Officials had predicted earlier this year that fall enrollment would increase in preschool through second grade by more than 1,000 students, bringing districtwide enrollment to its highest level in eight years.
But only 382 additional students actually enrolled in the lower grades. Making matters worse, enrollment in grades 6 and 12 unexpectedly tumbled by the hundreds.
Enrollment for preschool through grade 12 now stands at 56,735 students, slightly lower than last school year and significantly less than the 58,284 that was originally anticipated.
"We overprepared," Interim Superintendent John McDonough said in an interview before the meeting.
The School Department had opened an additional 89 classrooms to prepare for the anticipated increase. On average, it costs about $1,000 per student to outfit a new classroom with textbooks and other materials.
More than half the city's schools enrolled fewer than the number of expected students, meaning they could face budget cuts next year.
McDonough said enrollment could still increase as the year progresses, noting that the School Department must educate toddlers with disabilities as soon as they turn 3 years old.
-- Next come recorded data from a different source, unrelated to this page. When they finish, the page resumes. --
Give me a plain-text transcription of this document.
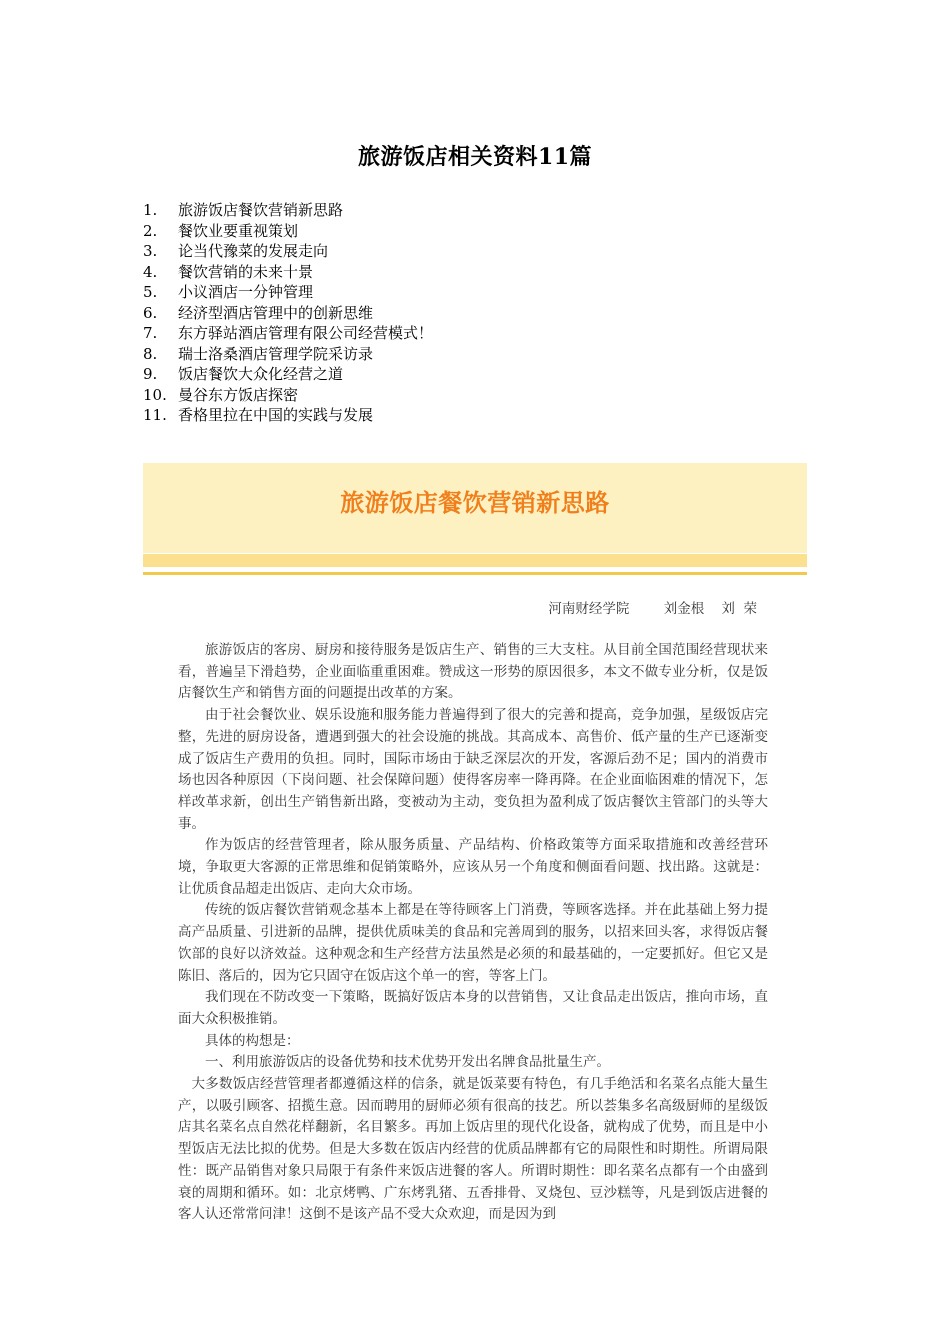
旅游饭店相关资料11篇
1. 旅游饭店餐饮营销新思路
2. 餐饮业要重视策划
3. 论当代豫菜的发展走向
4. 餐饮营销的未来十景
5. 小议酒店一分钟管理
6. 经济型酒店管理中的创新思维
7. 东方驿站酒店管理有限公司经营模式！
8. 瑞士洛桑酒店管理学院采访录
9. 饭店餐饮大众化经营之道
10. 曼谷东方饭店探密
11. 香格里拉在中国的实践与发展
旅游饭店餐饮营销新思路
河南财经学院        刘金根    刘  荣

旅游饭店的客房、厨房和接待服务是饭店生产、销售的三大支柱。从目前全国范围经营现状来看，普遍呈下滑趋势，企业面临重重困难。赞成这一形势的原因很多，本文不做专业分析，仅是饭店餐饮生产和销售方面的问题提出改革的方案。

由于社会餐饮业、娱乐设施和服务能力普遍得到了很大的完善和提高，竞争加强，星级饭店完整，先进的厨房设备，遭遇到强大的社会设施的挑战。其高成本、高售价、低产量的生产已逐渐变成了饭店生产费用的负担。同时，国际市场由于缺乏深层次的开发，客源后劲不足；国内的消费市场也因各种原因（下岗问题、社会保障问题）使得客房率一降再降。在企业面临困难的情况下，怎样改革求新，创出生产销售新出路，变被动为主动，变负担为盈利成了饭店餐饮主管部门的头等大事。

作为饭店的经营管理者，除从服务质量、产品结构、价格政策等方面采取措施和改善经营环境，争取更大客源的正常思维和促销策略外，应该从另一个角度和侧面看问题、找出路。这就是：让优质食品超走出饭店、走向大众市场。

传统的饭店餐饮营销观念基本上都是在等待顾客上门消费，等顾客选择。并在此基础上努力提高产品质量、引进新的品牌，提供优质味美的食品和完善周到的服务，以招来回头客，求得饭店餐饮部的良好以济效益。这种观念和生产经营方法虽然是必须的和最基础的，一定要抓好。但它又是陈旧、落后的，因为它只固守在饭店这个单一的窖，等客上门。

我们现在不防改变一下策略，既搞好饭店本身的以营销售，又让食品走出饭店，推向市场，直面大众积极推销。

具体的构想是：

一、利用旅游饭店的设备优势和技术优势开发出名牌食品批量生产。

大多数饭店经营管理者都遵循这样的信条，就是饭菜要有特色，有几手绝活和名菜名点能大量生产，以吸引顾客、招揽生意。因而聘用的厨师必须有很高的技艺。所以荟集多名高级厨师的星级饭店其名菜名点自然花样翻新，名目繁多。再加上饭店里的现代化设备，就构成了优势，而且是中小型饭店无法比拟的优势。但是大多数在饭店内经营的优质品牌都有它的局限性和时期性。所谓局限性：既产品销售对象只局限于有条件来饭店进餐的客人。所谓时期性：即名菜名点都有一个由盛到衰的周期和循环。如：北京烤鸭、广东烤乳猪、五香排骨、叉烧包、豆沙糕等，凡是到饭店进餐的客人认还常常问津！这倒不是该产品不受大众欢迎，而是因为到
He also said the extra capacity should be useful next school year because officials expect enrollment to rise in the lower grades.
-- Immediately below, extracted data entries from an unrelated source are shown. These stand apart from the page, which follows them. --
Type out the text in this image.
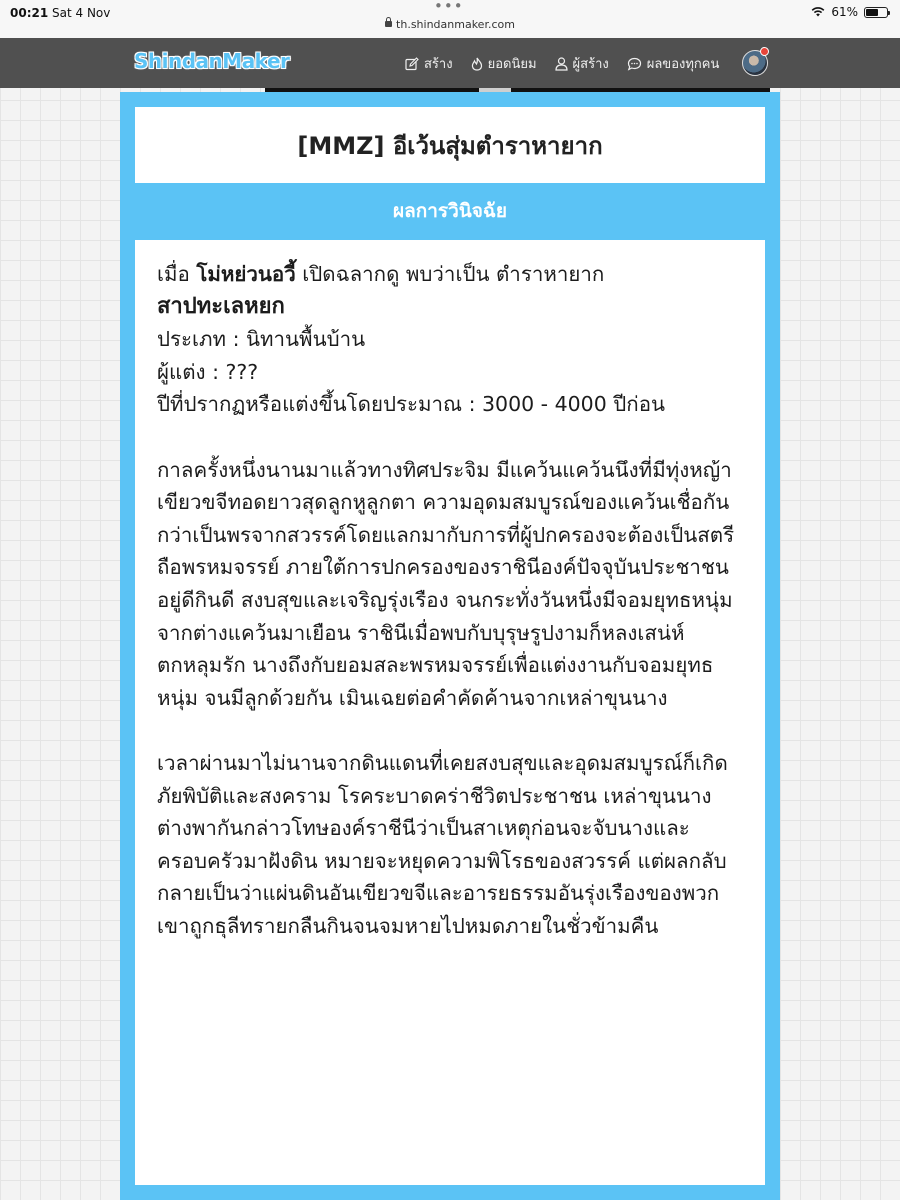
00:21 Sat 4 Nov	•••
th.shindanmaker.com
61%
ShindanMaker	สร้าง	ยอดนิยม	ผู้สร้าง	ผลของทุกคน
[MMZ] อีเว้นสุ่มตำราหายาก
ผลการวินิจฉัย

เมื่อ โม่หย่วนอวี้ เปิดฉลากดู พบว่าเป็น ตำราหายาก

สาปทะเลหยก

ประเภท : นิทานพื้นบ้าน

ผู้แต่ง : ???

ปีที่ปรากฏหรือแต่งขึ้นโดยประมาณ : 3000 - 4000 ปีก่อน

กาลครั้งหนึ่งนานมาแล้วทางทิศประจิม มีแคว้นแคว้นนึงที่มีทุ่งหญ้าเขียวขจีทอดยาวสุดลูกหูลูกตา ความอุดมสมบูรณ์ของแคว้นเชื่อกันกว่าเป็นพรจากสวรรค์โดยแลกมากับการที่ผู้ปกครองจะต้องเป็นสตรีถือพรหมจรรย์ ภายใต้การปกครองของราชินีองค์ปัจจุบันประชาชนอยู่ดีกินดี สงบสุขและเจริญรุ่งเรือง จนกระทั่งวันหนึ่งมีจอมยุทธหนุ่มจากต่างแคว้นมาเยือน ราชินีเมื่อพบกับบุรุษรูปงามก็หลงเสน่ห์ตกหลุมรัก นางถึงกับยอมสละพรหมจรรย์เพื่อแต่งงานกับจอมยุทธหนุ่ม จนมีลูกด้วยกัน เมินเฉยต่อคำคัดค้านจากเหล่าขุนนาง

เวลาผ่านมาไม่นานจากดินแดนที่เคยสงบสุขและอุดมสมบูรณ์ก็เกิดภัยพิบัติและสงคราม โรคระบาดคร่าชีวิตประชาชน เหล่าขุนนางต่างพากันกล่าวโทษองค์ราชีนีว่าเป็นสาเหตุก่อนจะจับนางและครอบครัวมาฝังดิน หมายจะหยุดความพิโรธของสวรรค์ แต่ผลกลับกลายเป็นว่าแผ่นดินอันเขียวขจีและอารยธรรมอันรุ่งเรืองของพวกเขาถูกธุลีทรายกลืนกินจนจมหายไปหมดภายในชั่วข้ามคืน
The School Department has struggled in the past few years to project enrollment accurately. Two years ago, the district did not have enough seats for 3- and 4-year-olds with disabilities, a violation of state and federal special education laws.
Last year, the schools projected a far higher increase in enrollment in the lower grades than materialized, with enrollment only going up slightly.
The current enrollment numbers were released as part of a budget presentation Wednesday.
The department is now anticipating a $10.3 million shortfall for this year, in part because of opening the additional classrooms.
Other factors contributing to the shortfall include growth in the number of students with disabilities requiring therapeutic services and increases in transportation costs for homeless students.
School officials expect to make up for the shortfall by adopting cost-saving measures such as not filling most vacancies except for classroom positions.
The School Committee expressed no concerns about the inaccurate enrollment projections. Members focused instead on other budget issues, such as implementing a new reading program.
"I'm very pleased by that bullet point," said member Mary Tamer, noting that many principals are dissatisfied with the current reading program.
Margaret McKenna, another member, asked whether the School Department switches programs too often, saying she could recall eight such moves.
"It's the fruit of the month," she said. "We find something that works, then we change it."